学歴もコネも地位もない彼にあるのは誰にも負けない技術だという。こう思うことが自分の活力になっているらしい。
逆に言えば当たり前の発想やだれにでもできる程度の技術からは、そこそこのものしかできないということも言えよう。それでは誰にも注目されることはない。
世界一細い「痛くない注射針」を開発する際、大学の先生にも物理的に不可能と言われている。結果的には従業員6人の下町の工場で作ってしまった。そして、いまそれは量産されている。
この基礎となった金型の技術は明治37年生まれの父親から教わっていたのだ。しかもオヤジさんは土間に白墨で線を引いて製品をこしらえていたという。

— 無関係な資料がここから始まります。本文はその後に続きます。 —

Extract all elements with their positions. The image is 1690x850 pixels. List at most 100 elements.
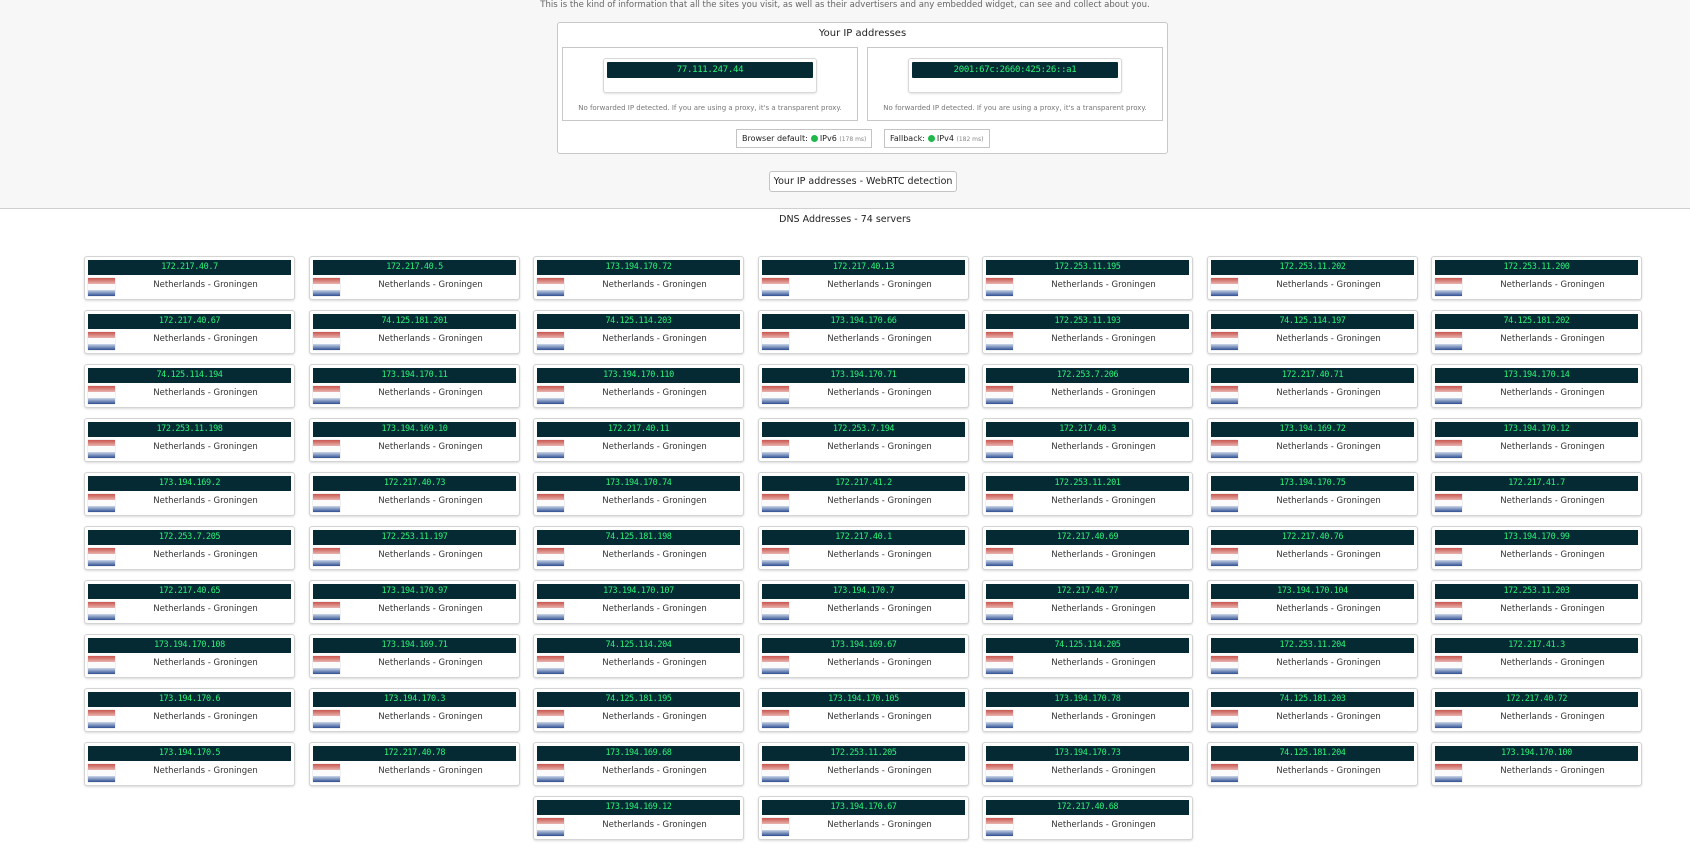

そして岡野さん自身も図面を引かずに自由な発想で製品をつくり続けている。不可能を可能にしてしまう秘訣はそんなところにもありそうだ。
しっかりとした基礎、そして縛られずにそこから飛躍できたときに世界で初めての製品は生まれるのだろう。それを支えるのはプレスの技術だ。それだけは誰にも負けないという確かな自信に違いない。う〜む、やはり自分の世界をもったたたき上げは強いと感じざるを得ない。